Will the U.N. Post Make Nikki Haley Wish She Was Back in South Carolina?

Will the U.N. Post Make Nikki Haley Wish She Was Back in South Carolina?
South Carolina Gov. Nikki Haley speaking at the Republican Governors Association annual conference, Orlando, Fla., Nov. 15, 2016 (AP photo by John Raoux).

Nikki Haley may find that representing the United States at the United Nations is a bit of a letdown.

President-elect Donald Trump’s decision to nominate Haley as his ambassador to the U.N. has been one of his better-received choices. In her current position as governor of South Carolina, she has made some decisions that pleased liberals, most notably removing the Confederate flag from the state house. U.N. officials who feared that Trump would send a unilateralist firebrand to speak for him in New York hope Haley is someone that they can do business with. There has, however, been a good deal of snooty commentary around U.N. headquarters about the 44-year-old’s lack of foreign policy experience.
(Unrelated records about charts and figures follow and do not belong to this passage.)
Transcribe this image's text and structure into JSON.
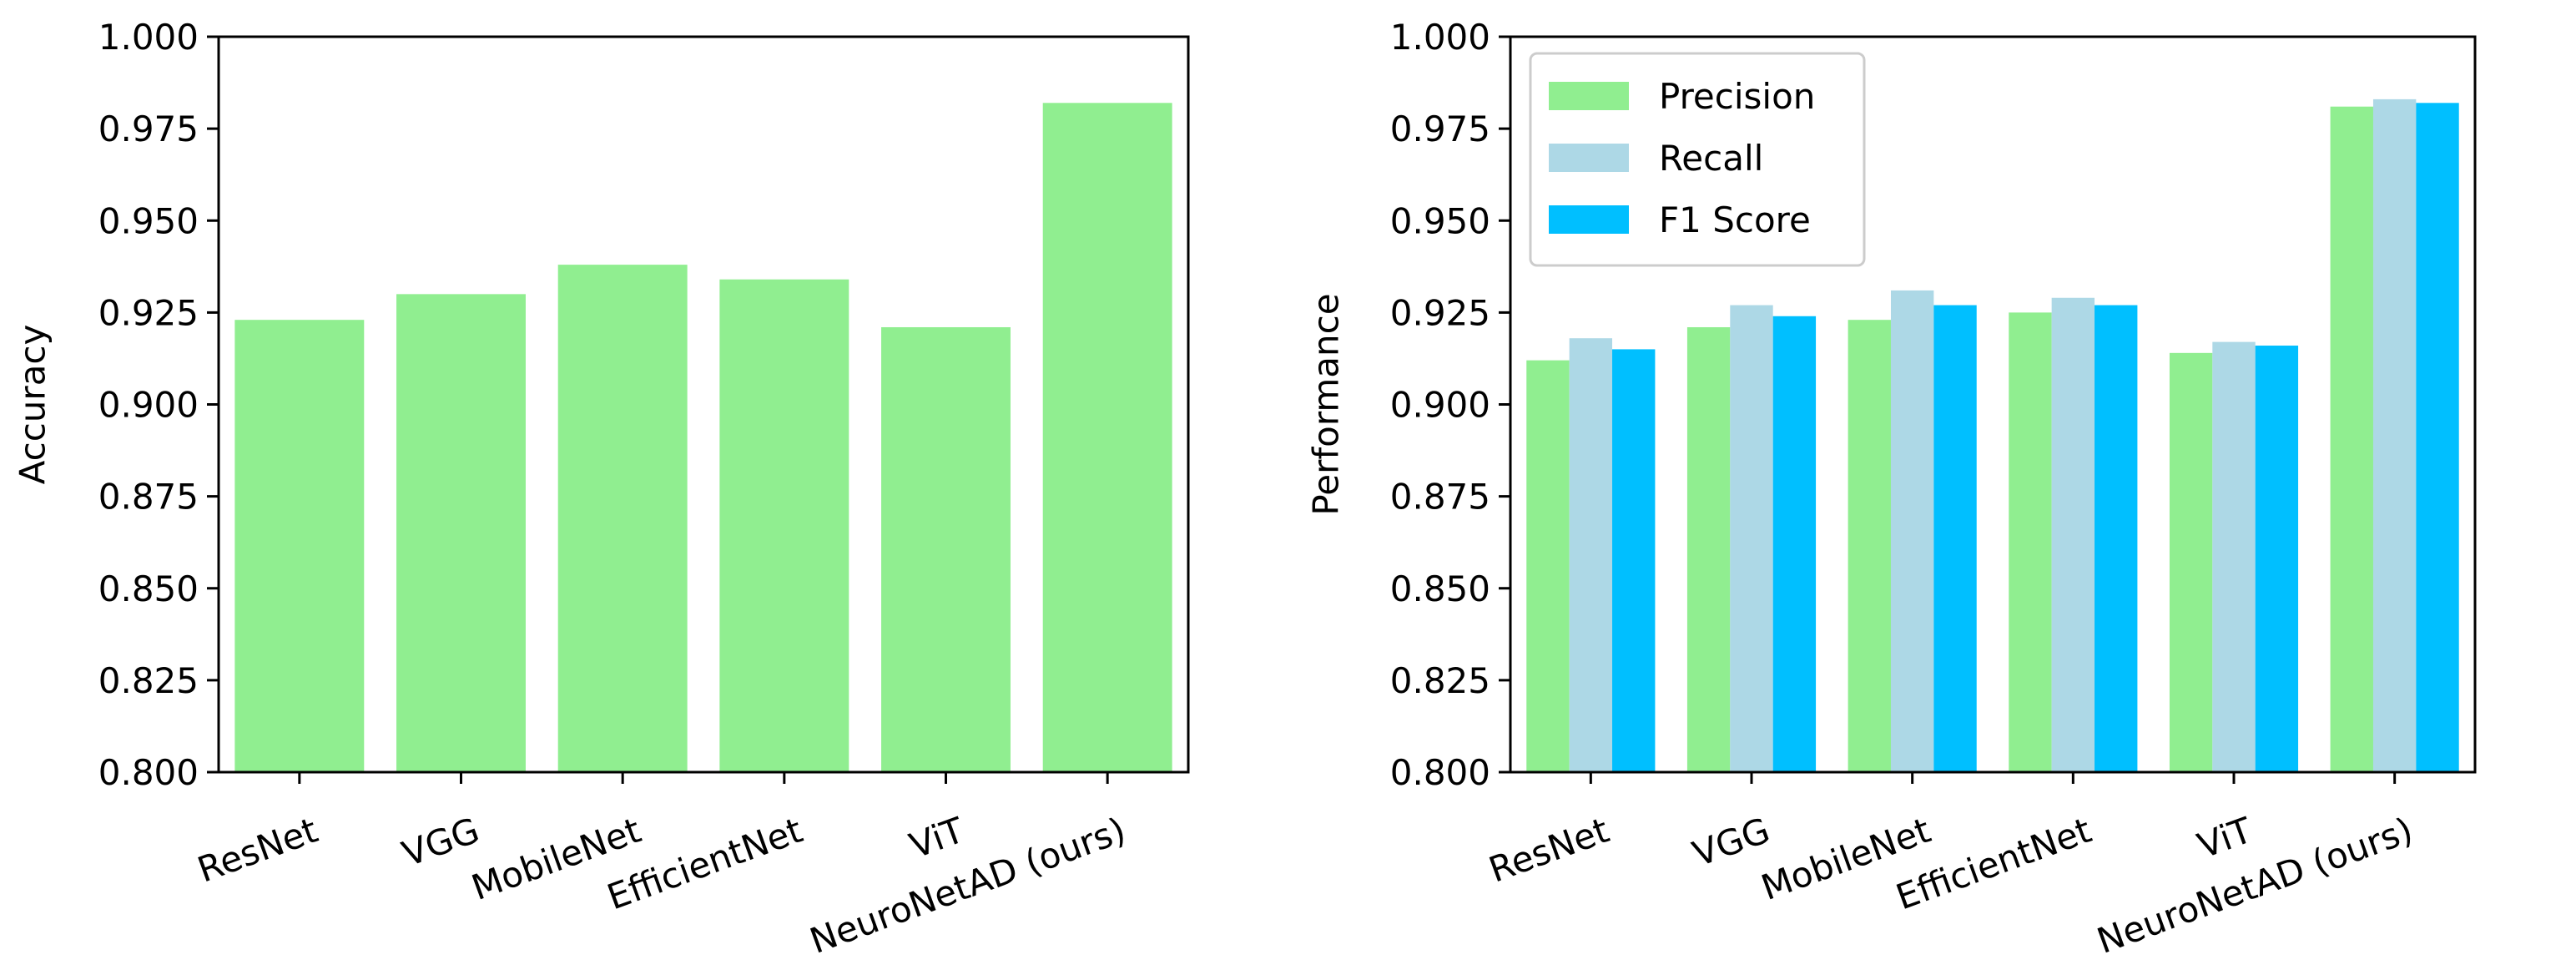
{
  "chart_data": [
    {
      "type": "bar",
      "title": "",
      "xlabel": "",
      "ylabel": "Accuracy",
      "ylim": [
        0.8,
        1.0
      ],
      "yticks": [
        "0.800",
        "0.825",
        "0.850",
        "0.875",
        "0.900",
        "0.925",
        "0.950",
        "0.975",
        "1.000"
      ],
      "categories": [
        "ResNet",
        "VGG",
        "MobileNet",
        "EfficientNet",
        "ViT",
        "NeuroNetAD (ours)"
      ],
      "series": [
        {
          "name": "Accuracy",
          "color": "#90ee90",
          "values": [
            0.923,
            0.93,
            0.938,
            0.934,
            0.921,
            0.982
          ]
        }
      ]
    },
    {
      "type": "bar",
      "title": "",
      "xlabel": "",
      "ylabel": "Performance",
      "ylim": [
        0.8,
        1.0
      ],
      "yticks": [
        "0.800",
        "0.825",
        "0.850",
        "0.875",
        "0.900",
        "0.925",
        "0.950",
        "0.975",
        "1.000"
      ],
      "categories": [
        "ResNet",
        "VGG",
        "MobileNet",
        "EfficientNet",
        "ViT",
        "NeuroNetAD (ours)"
      ],
      "legend_position": "top-left",
      "series": [
        {
          "name": "Precision",
          "color": "#90ee90",
          "values": [
            0.912,
            0.921,
            0.923,
            0.925,
            0.914,
            0.981
          ]
        },
        {
          "name": "Recall",
          "color": "#add8e6",
          "values": [
            0.918,
            0.927,
            0.931,
            0.929,
            0.917,
            0.983
          ]
        },
        {
          "name": "F1 Score",
          "color": "#00bfff",
          "values": [
            0.915,
            0.924,
            0.927,
            0.927,
            0.916,
            0.982
          ]
        }
      ]
    }
  ]
}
This is partially justified: The governor’s international sorties add up to a few trade missions. At the U.N., Haley will have to go toe-to-toe with canny opponents such as Russia’s highly effective representative, Vitaly Churkin, who has been in the post for a decade. But before U.N. insiders become too haughty, it is worth asking whether being an ambassador in New York is really much harder than running a major U.S. state.